Other broadcasters associated with WCCW in and after its hey-day were Lucien Jaye ("The Boogie Man"), Dave Elliot (later with WTCM 14-T) and Dave Walker (now the longtime news anchor at TV 7&4). Steve Cook went on to be Production Director for WTCM, Mark (Murphey) Blackwell is currently Production Director at WJR Detroit, Ron Jolly became morning man on WTCM-AM, and Jim Moriarty can sometimes still be heard on WCCW-FM playing oldies.

In 1996, the Fabianos sold WCCW combo Radio to Ross Biederman for $3 million, who made drastic improvements to the stations. He moved the stations out of the old Michigan Theatre building on Front St. to a Today Show-esque window studio next in the former Midwestern Cablevision building next door to WTCM.

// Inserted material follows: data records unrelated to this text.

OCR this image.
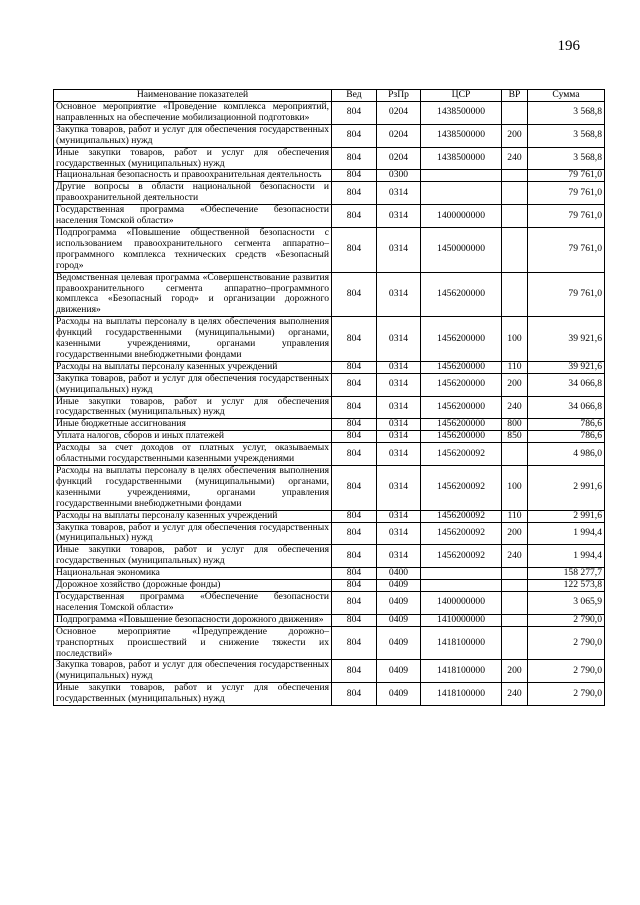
196
Наименование показателей	Вед	РзПр	ЦСР	ВР	Сумма
Основное мероприятие «Проведение комплекса мероприятий, направленных на обеспечение мобилизационной подготовки»	804	0204	1438500000		3 568,8
Закупка товаров, работ и услуг для обеспечения государственных (муниципальных) нужд	804	0204	1438500000	200	3 568,8
Иные закупки товаров, работ и услуг для обеспечения государственных (муниципальных) нужд	804	0204	1438500000	240	3 568,8
Национальная безопасность и правоохранительная деятельность	804	0300			79 761,0
Другие вопросы в области национальной безопасности и правоохранительной деятельности	804	0314			79 761,0
Государственная программа «Обеспечение безопасности населения Томской области»	804	0314	1400000000		79 761,0
Подпрограмма «Повышение общественной безопасности с использованием правоохранительного сегмента аппаратно–программного комплекса технических средств «Безопасный город»	804	0314	1450000000		79 761,0
Ведомственная целевая программа «Совершенствование развития правоохранительного сегмента аппаратно–программного комплекса «Безопасный город» и организации дорожного движения»	804	0314	1456200000		79 761,0
Расходы на выплаты персоналу в целях обеспечения выполнения функций государственными (муниципальными) органами, казенными учреждениями, органами управления государственными внебюджетными фондами	804	0314	1456200000	100	39 921,6
Расходы на выплаты персоналу казенных учреждений	804	0314	1456200000	110	39 921,6
Закупка товаров, работ и услуг для обеспечения государственных (муниципальных) нужд	804	0314	1456200000	200	34 066,8
Иные закупки товаров, работ и услуг для обеспечения государственных (муниципальных) нужд	804	0314	1456200000	240	34 066,8
Иные бюджетные ассигнования	804	0314	1456200000	800	786,6
Уплата налогов, сборов и иных платежей	804	0314	1456200000	850	786,6
Расходы за счет доходов от платных услуг, оказываемых областными государственными казенными учреждениями	804	0314	1456200092		4 986,0
Расходы на выплаты персоналу в целях обеспечения выполнения функций государственными (муниципальными) органами, казенными учреждениями, органами управления государственными внебюджетными фондами	804	0314	1456200092	100	2 991,6
Расходы на выплаты персоналу казенных учреждений	804	0314	1456200092	110	2 991,6
Закупка товаров, работ и услуг для обеспечения государственных (муниципальных) нужд	804	0314	1456200092	200	1 994,4
Иные закупки товаров, работ и услуг для обеспечения государственных (муниципальных) нужд	804	0314	1456200092	240	1 994,4
Национальная экономика	804	0400			158 277,7
Дорожное хозяйство (дорожные фонды)	804	0409			122 573,8
Государственная программа «Обеспечение безопасности населения Томской области»	804	0409	1400000000		3 065,9
Подпрограмма «Повышение безопасности дорожного движения»	804	0409	1410000000		2 790,0
Основное мероприятие «Предупреждение дорожно–транспортных происшествий и снижение тяжести их последствий»	804	0409	1418100000		2 790,0
Закупка товаров, работ и услуг для обеспечения государственных (муниципальных) нужд	804	0409	1418100000	200	2 790,0
Иные закупки товаров, работ и услуг для обеспечения государственных (муниципальных) нужд	804	0409	1418100000	240	2 790,0
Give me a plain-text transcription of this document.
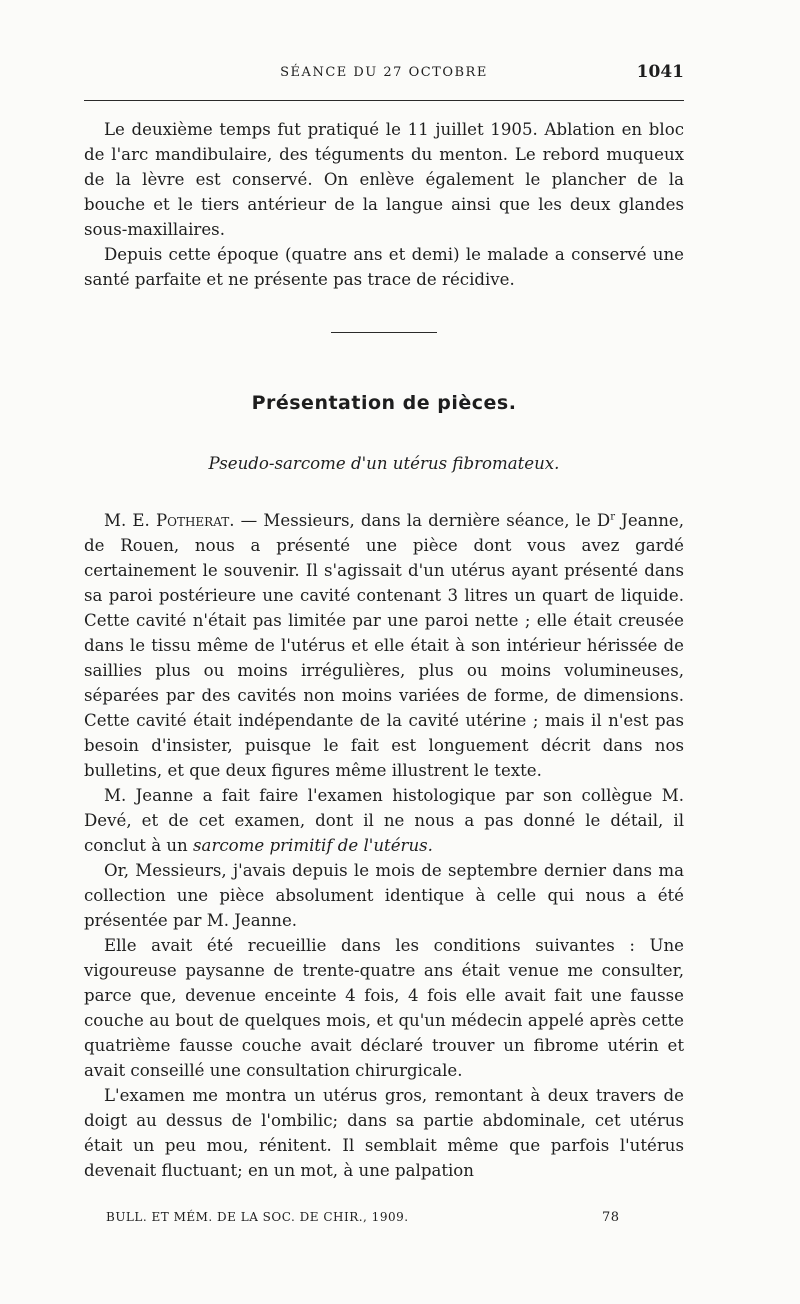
SÉANCE DU 27 OCTOBRE	1041

Le deuxième temps fut pratiqué le 11 juillet 1905. Ablation en bloc de l'arc mandibulaire, des téguments du menton. Le rebord muqueux de la lèvre est conservé. On enlève également le plancher de la bouche et le tiers antérieur de la langue ainsi que les deux glandes sous-maxillaires.

Depuis cette époque (quatre ans et demi) le malade a conservé une santé parfaite et ne présente pas trace de récidive.

Présentation de pièces.
Pseudo-sarcome d'un utérus fibromateux.

M. E. Potherat. — Messieurs, dans la dernière séance, le $D^r$ Jeanne, de Rouen, nous a présenté une pièce dont vous avez gardé certainement le souvenir. Il s'agissait d'un utérus ayant présenté dans sa paroi postérieure une cavité contenant 3 litres un quart de liquide. Cette cavité n'était pas limitée par une paroi nette ; elle était creusée dans le tissu même de l'utérus et elle était à son intérieur hérissée de saillies plus ou moins irrégulières, plus ou moins volumineuses, séparées par des cavités non moins variées de forme, de dimensions. Cette cavité était indépendante de la cavité utérine ; mais il n'est pas besoin d'insister, puisque le fait est longuement décrit dans nos bulletins, et que deux figures même illustrent le texte.

M. Jeanne a fait faire l'examen histologique par son collègue M. Devé, et de cet examen, dont il ne nous a pas donné le détail, il conclut à un sarcome primitif de l'utérus.

Or, Messieurs, j'avais depuis le mois de septembre dernier dans ma collection une pièce absolument identique à celle qui nous a été présentée par M. Jeanne.

Elle avait été recueillie dans les conditions suivantes : Une vigoureuse paysanne de trente-quatre ans était venue me consulter, parce que, devenue enceinte 4 fois, 4 fois elle avait fait une fausse couche au bout de quelques mois, et qu'un médecin appelé après cette quatrième fausse couche avait déclaré trouver un fibrome utérin et avait conseillé une consultation chirurgicale.

L'examen me montra un utérus gros, remontant à deux travers de doigt au dessus de l'ombilic; dans sa partie abdominale, cet utérus était un peu mou, rénitent. Il semblait même que parfois l'utérus devenait fluctuant; en un mot, à une palpation

BULL. ET MÉM. DE LA SOC. DE CHIR., 1909.	78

In 2001, after years of airing some type of MOR format, this time being ABC's "Stardust" ("Unforgettable Music") format, WCCW flipped to sports radio as ESPN Radio 1310 AM. The station airs most of ESPN's schedule.

WCCW is currently a 15 kW days and 7.5 kW nights station. This upgrade was approved in May 2006. With the power boost and upgrade to a full-time signal, it allows Midwestern Broadcasting to air more sports on their AMs. The station has local sports cast in the morning with station manager Brian Hale. Along with being and ESPN affiliate they also carry the broadcast of all the major Detroit sports teams, Tigers, Lions, Red Wings and Pistons. It also broadcasts college basketball and football from MSU, and a variety of sports features on subjects like fishing and NASCAR.

On August 22, 2018, WCCW changed their format from sports to oldies, branded as "AM 13".

On February 5, 2021, WCCW changed their format from oldies to classic country, branded as "WTCM Gold".

On January 5, 2026, WCCW changed their format from classic country to sports, branded as "1310 The Ticket".